Une conférence présentée par

Monsieur Romain Cuttat
docteur en droit,

Jeudi 24 septembre 2026 à 18 h 30,

Archives d’État
1, Rue de l’Hôtel-de-Ville

La première moitié du XVIIIe siècle se distingue, entre autres, à Genève par une importante discorde fiscale où bourgeois et citoyens joignent à la complicité de leurs doléances dirigées contre une oligarchie intransigeante dans sa volonté d’émettre l’impôt, l’invocation du droit naturel moderne au titre d’un incontournable contrepoids politique.

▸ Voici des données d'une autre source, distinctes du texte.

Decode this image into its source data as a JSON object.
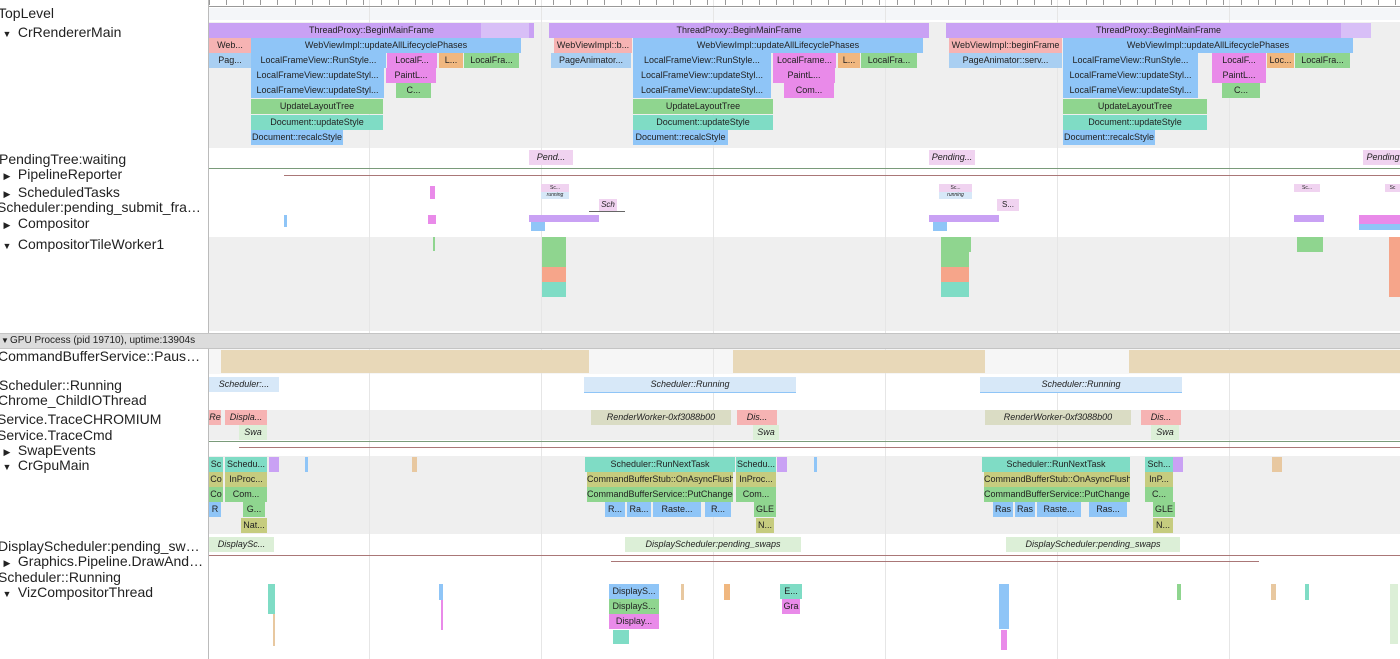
{
  "rows": {
    "toplevel": "TopLevel",
    "cr_renderer_main": "CrRendererMain",
    "pending_tree": "PendingTree:waiting",
    "pipeline_reporter": "PipelineReporter",
    "scheduled_tasks": "ScheduledTasks",
    "scheduler_pending": "Scheduler:pending_submit_fra…",
    "compositor": "Compositor",
    "compositor_tile_worker": "CompositorTileWorker1",
    "command_buffer_service": "CommandBufferService::Pause…",
    "scheduler_running": "Scheduler::Running",
    "chrome_child_io": "Chrome_ChildIOThread",
    "service_trace_chromium": "Service.TraceCHROMIUM",
    "service_trace_cmd": "Service.TraceCmd",
    "swap_events": "SwapEvents",
    "cr_gpu_main": "CrGpuMain",
    "display_scheduler": "DisplayScheduler:pending_swaps",
    "graphics_pipeline": "Graphics.Pipeline.DrawAndSw",
    "scheduler_running_2": "Scheduler::Running",
    "viz_compositor": "VizCompositorThread"
  },
  "gpu_process_header": "GPU Process (pid 19710), uptime:13904s",
  "colors": {
    "purple": "#c9a1f4",
    "pink": "#f6b3b3",
    "blue": "#8fc5f7",
    "magenta": "#e98ae9",
    "orange": "#f0b77f",
    "green": "#8fd58f",
    "teal": "#7fdcc5",
    "tan": "#e8d8b8",
    "lightblue": "#d7e8f8",
    "lightgreen": "#dcefd7",
    "olive": "#dadcc4"
  },
  "slices": {
    "tp1": "ThreadProxy::BeginMainFrame",
    "tp2": "ThreadProxy::BeginMainFrame",
    "tp3": "ThreadProxy::BeginMainFrame",
    "web1": "Web...",
    "wv1": "WebViewImpl::updateAllLifecyclePhases",
    "wvb2": "WebViewImpl::b...",
    "wv2": "WebViewImpl::updateAllLifecyclePhases",
    "wvbf3": "WebViewImpl::beginFrame",
    "wv3": "WebViewImpl::updateAllLifecyclePhases",
    "pag1": "Pag...",
    "rs1": "LocalFrameView::RunStyle...",
    "lf1a": "LocalF...",
    "l1": "L...",
    "lfa1": "LocalFra...",
    "pa2": "PageAnimator...",
    "rs2": "LocalFrameView::RunStyle...",
    "lfr2": "LocalFrame...",
    "l2": "L...",
    "lfa2": "LocalFra...",
    "pa3": "PageAnimator::serv...",
    "rs3": "LocalFrameView::RunStyle...",
    "lf3a": "LocalF...",
    "loc3": "Loc...",
    "lfa3": "LocalFra...",
    "us1": "LocalFrameView::updateStyl...",
    "pl1": "PaintL...",
    "us2": "LocalFrameView::updateStyl...",
    "pl2": "PaintL...",
    "us3": "LocalFrameView::updateStyl...",
    "pl3": "PaintL...",
    "us1b": "LocalFrameView::updateStyl...",
    "c1": "C...",
    "us2b": "LocalFrameView::updateStyl...",
    "com2": "Com...",
    "us3b": "LocalFrameView::updateStyl...",
    "c3": "C...",
    "ult1": "UpdateLayoutTree",
    "ult2": "UpdateLayoutTree",
    "ult3": "UpdateLayoutTree",
    "dus1": "Document::updateStyle",
    "dus2": "Document::updateStyle",
    "dus3": "Document::updateStyle",
    "drs1": "Document::recalcStyle",
    "drs2": "Document::recalcStyle",
    "drs3": "Document::recalcStyle",
    "pend1": "Pend...",
    "pend2": "Pending...",
    "pend3": "Pending",
    "sc1": "Sc...",
    "run1": "running",
    "sc2": "Sc...",
    "run2": "running",
    "sc3": "Sc...",
    "sc4": "Sc",
    "sch1": "Sch",
    "s2": "S...",
    "schr1": "Scheduler:...",
    "schr2": "Scheduler::Running",
    "schr3": "Scheduler::Running",
    "re": "Re",
    "displa": "Displa...",
    "rw1": "RenderWorker-0xf3088b00",
    "dis1": "Dis...",
    "rw2": "RenderWorker-0xf3088b00",
    "dis2": "Dis...",
    "swa1": "Swa",
    "swa2": "Swa",
    "swa3": "Swa",
    "g_sc": "Sc",
    "g_schedu1": "Schedu...",
    "g_rnt1": "Scheduler::RunNextTask",
    "g_schedu2": "Schedu...",
    "g_rnt2": "Scheduler::RunNextTask",
    "g_sch3": "Sch...",
    "g_co1": "Co",
    "g_inproc1": "InProc...",
    "g_oaf1": "CommandBufferStub::OnAsyncFlush",
    "g_inproc2": "InProc...",
    "g_oaf2": "CommandBufferStub::OnAsyncFlush",
    "g_inp3": "InP...",
    "g_co2": "Co",
    "g_com1": "Com...",
    "g_pc1": "CommandBufferService::PutChanged",
    "g_com2": "Com...",
    "g_pc2": "CommandBufferService::PutChanged",
    "g_c3": "C...",
    "g_r1": "R",
    "g_g1": "G...",
    "g_r2": "R...",
    "g_ra2": "Ra...",
    "g_raste2": "Raste...",
    "g_r2b": "R...",
    "g_gle2": "GLE",
    "g_ras3": "Ras",
    "g_ras3b": "Ras",
    "g_raste3": "Raste...",
    "g_ra3": "Ras...",
    "g_gle3": "GLE",
    "g_nat": "Nat...",
    "g_n2": "N...",
    "g_n3": "N...",
    "ds1": "DisplaySc...",
    "ds2": "DisplayScheduler:pending_swaps",
    "ds3": "DisplayScheduler:pending_swaps",
    "v_disp1": "DisplayS...",
    "v_e": "E...",
    "v_disp2": "DisplayS...",
    "v_gra": "Gra",
    "v_disp3": "Display..."
  }
}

Ainsi, au cours de la célèbre crise dite des impôts de l’an 1734 qui se conclut par la ratification du Règlement de l’Illustre Médiation de 1738, la théorie du droit naturel moderne, sitôt associée à une rhétorique politique, n’en alimente pas moins de sérieuses incidences constitutionnelles, parmi lesquelles figurent la légitimité du contrat social, la théorie du droit de résistance ou encore la question du gouvernement limité.

Nous proposons donc de mettre en lumière cinq documents (trois Mémoires faits à titre privés de Jacob de Chapeaurouge, David Sartoris, Pierre Mussard, les représentations des citoyens et bourgeois ainsi que le Mémoire de la commission chargé de répondre à ces mêmes représentations) qui tous, à leur façon, utilisent la théorie du jusnaturalisme et qui passent pour autant d’éclairages historique et juridique propres à faire ressortir toute l’élasticité et l’ambivalente réception dont le droit naturel moderne est le sujet au cours des joutes politiques qui marquent la fin de l’Ancien Régime. Le droit naturel moderne a en effet tout à la fois cristallisé les aspirations patriciennes et nourri l’effervescence des révolutions populaires à Genève.

 

 

 

 

 Toute personne que le sujet intéresse est cordialement invitée.